LONDON, Sept. 15 (Xinhua) -- Chinese retail sales grow for the first time this year, and the rise in consumer spending is the latest indicator of wider economic recovery in the Asian country, a major British newspaper reported Tuesday.
"China's retail sales returned to growth for the first time since the coronavirus outbreak, in the latest sign that consumer spending was catching up with the country's wider economic recovery," the Financial Times said.
"The recovery gained momentum after new cases of the virus slowed to a trickle and government infrastructure projects helped to support economic activity," the newspaper noted.

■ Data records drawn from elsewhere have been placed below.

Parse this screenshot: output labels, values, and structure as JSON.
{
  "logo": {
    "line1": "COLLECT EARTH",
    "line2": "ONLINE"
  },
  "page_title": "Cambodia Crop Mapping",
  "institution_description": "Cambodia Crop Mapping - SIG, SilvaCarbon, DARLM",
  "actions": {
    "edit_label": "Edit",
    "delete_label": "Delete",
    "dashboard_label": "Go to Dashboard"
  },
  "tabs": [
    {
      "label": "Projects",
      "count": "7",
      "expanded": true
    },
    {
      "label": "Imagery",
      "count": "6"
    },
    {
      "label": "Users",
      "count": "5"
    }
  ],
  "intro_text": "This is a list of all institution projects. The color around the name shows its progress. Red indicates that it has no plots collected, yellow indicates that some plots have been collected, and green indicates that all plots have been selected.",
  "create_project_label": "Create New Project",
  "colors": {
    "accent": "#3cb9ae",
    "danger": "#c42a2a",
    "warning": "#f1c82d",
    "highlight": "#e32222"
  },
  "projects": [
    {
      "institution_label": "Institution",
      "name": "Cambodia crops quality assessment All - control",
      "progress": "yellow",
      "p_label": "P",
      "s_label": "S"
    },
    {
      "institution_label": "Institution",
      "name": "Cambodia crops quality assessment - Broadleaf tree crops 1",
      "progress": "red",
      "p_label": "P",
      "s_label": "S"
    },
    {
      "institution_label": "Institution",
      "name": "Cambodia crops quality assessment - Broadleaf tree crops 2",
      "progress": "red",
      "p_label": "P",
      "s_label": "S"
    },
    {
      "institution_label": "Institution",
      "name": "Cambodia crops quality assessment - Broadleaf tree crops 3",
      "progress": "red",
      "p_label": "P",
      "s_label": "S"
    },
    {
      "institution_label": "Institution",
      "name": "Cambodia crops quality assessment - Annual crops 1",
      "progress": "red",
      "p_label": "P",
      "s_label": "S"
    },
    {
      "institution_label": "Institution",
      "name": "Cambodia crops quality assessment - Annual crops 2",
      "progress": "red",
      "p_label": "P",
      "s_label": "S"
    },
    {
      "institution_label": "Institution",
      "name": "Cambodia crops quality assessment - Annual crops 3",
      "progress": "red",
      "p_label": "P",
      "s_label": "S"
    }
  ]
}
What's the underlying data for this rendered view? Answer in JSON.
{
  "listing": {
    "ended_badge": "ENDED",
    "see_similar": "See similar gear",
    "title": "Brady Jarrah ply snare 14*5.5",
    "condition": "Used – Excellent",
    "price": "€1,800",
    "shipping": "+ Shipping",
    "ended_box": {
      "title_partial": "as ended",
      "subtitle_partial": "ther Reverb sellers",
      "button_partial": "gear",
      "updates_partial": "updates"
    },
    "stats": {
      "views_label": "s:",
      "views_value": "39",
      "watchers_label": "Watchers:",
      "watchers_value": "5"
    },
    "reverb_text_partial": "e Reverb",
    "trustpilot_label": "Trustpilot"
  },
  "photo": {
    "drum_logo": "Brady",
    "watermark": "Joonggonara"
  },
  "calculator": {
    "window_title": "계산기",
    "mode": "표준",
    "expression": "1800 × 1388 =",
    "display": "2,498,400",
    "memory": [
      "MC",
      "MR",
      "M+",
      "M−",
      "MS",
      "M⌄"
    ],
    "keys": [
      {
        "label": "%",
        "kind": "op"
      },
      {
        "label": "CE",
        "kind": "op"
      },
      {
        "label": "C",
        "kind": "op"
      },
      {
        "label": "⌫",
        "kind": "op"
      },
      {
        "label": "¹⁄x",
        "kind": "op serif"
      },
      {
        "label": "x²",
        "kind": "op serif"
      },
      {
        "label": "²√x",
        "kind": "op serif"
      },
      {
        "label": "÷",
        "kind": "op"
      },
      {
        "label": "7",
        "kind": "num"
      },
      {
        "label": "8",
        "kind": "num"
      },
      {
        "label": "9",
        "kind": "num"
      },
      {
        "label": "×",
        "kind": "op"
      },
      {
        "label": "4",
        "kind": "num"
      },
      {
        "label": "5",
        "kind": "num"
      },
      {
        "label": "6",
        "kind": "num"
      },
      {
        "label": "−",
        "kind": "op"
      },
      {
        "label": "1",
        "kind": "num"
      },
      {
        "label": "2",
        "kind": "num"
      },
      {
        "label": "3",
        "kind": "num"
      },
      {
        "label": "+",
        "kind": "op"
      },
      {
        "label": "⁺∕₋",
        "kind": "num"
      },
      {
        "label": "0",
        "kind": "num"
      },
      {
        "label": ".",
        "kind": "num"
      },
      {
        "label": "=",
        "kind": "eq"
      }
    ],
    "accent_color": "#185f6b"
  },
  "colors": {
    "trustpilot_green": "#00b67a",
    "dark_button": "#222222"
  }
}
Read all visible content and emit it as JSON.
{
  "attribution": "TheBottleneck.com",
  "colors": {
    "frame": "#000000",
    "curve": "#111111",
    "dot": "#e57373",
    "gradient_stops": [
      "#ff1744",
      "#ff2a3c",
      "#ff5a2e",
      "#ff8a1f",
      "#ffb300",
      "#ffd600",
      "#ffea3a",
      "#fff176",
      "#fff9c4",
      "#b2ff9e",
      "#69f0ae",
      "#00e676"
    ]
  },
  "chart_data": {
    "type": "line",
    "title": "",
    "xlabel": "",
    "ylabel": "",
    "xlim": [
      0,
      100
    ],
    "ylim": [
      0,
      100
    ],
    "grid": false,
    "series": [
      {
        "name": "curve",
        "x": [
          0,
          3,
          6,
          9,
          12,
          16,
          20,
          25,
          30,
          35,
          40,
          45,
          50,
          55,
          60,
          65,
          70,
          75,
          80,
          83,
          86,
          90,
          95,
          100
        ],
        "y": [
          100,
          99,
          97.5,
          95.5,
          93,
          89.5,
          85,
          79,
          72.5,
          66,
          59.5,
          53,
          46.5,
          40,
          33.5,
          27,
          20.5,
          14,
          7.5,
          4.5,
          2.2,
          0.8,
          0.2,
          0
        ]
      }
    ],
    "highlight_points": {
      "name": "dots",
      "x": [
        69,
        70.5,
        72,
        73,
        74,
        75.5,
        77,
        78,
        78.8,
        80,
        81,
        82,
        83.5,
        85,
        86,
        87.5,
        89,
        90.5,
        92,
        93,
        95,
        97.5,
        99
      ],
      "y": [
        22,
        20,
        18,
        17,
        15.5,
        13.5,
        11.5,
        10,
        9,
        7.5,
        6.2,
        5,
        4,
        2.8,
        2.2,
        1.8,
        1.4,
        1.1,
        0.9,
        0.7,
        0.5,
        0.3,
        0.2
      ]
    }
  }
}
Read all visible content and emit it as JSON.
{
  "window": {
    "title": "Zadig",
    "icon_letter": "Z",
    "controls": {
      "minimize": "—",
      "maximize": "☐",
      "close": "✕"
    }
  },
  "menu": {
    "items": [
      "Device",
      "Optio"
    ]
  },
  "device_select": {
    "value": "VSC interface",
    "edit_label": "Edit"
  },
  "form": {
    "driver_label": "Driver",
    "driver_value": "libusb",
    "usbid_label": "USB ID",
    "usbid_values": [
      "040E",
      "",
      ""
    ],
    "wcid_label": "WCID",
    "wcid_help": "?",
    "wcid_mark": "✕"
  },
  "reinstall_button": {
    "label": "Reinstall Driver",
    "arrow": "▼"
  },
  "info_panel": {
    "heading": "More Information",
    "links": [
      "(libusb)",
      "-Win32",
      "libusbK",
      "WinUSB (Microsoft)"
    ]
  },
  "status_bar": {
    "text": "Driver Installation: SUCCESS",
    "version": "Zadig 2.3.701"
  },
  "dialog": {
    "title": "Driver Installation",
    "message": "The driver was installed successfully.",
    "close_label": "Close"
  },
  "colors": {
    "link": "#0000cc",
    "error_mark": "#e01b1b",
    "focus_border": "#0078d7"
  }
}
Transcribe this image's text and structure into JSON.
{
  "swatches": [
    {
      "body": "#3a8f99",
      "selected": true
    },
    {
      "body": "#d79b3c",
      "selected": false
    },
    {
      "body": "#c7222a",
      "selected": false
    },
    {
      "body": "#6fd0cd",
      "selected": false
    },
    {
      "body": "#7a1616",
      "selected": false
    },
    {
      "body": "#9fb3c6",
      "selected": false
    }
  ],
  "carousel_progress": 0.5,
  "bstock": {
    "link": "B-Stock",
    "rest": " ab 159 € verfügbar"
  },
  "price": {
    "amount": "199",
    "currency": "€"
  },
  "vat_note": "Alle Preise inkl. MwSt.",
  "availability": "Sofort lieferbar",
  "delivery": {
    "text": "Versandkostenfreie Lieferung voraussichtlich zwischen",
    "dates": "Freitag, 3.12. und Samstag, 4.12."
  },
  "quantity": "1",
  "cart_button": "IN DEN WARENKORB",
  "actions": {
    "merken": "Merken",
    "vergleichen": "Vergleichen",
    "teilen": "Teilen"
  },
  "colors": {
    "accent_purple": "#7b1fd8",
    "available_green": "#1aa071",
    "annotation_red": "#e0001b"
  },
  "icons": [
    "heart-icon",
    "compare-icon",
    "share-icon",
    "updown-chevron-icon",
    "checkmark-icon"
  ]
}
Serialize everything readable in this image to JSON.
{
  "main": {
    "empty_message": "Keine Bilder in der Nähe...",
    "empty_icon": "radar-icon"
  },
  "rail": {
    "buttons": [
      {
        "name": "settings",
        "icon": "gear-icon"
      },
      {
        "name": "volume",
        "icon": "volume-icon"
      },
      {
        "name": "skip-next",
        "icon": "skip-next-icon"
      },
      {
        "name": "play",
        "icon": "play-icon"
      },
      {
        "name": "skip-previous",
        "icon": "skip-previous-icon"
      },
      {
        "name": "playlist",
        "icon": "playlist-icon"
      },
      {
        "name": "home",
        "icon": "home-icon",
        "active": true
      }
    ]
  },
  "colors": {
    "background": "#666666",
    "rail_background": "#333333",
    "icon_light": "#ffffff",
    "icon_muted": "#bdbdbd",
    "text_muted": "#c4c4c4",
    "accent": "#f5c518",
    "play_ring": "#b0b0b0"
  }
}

Oxford Economics, a consultancy, suggested that China's economic recovery was "on a reasonably firm footing now and should continue through Q4 (the fourth quarter) and into 2021, with solid investment growth, gradually recovering consumption momentum and resilient exports," it added.
China's retail sales of consumer goods, a major indicator of consumption growth, expanded for the first time this year, the Chinese National Bureau of Statistics said Tuesday.
In August, the total retail sales of consumer goods reached 3.36 trillion yuan (about 492.08 billion U.S. dollars), rising 0.5 percent year on year.
In the first eight months, the total retail sales of consumer goods reached 23.8 trillion yuan (about 3.5 trillion dollars), down 8.6 percent year on year, narrowing by 1.3 percentage points compared with that in the first seven months.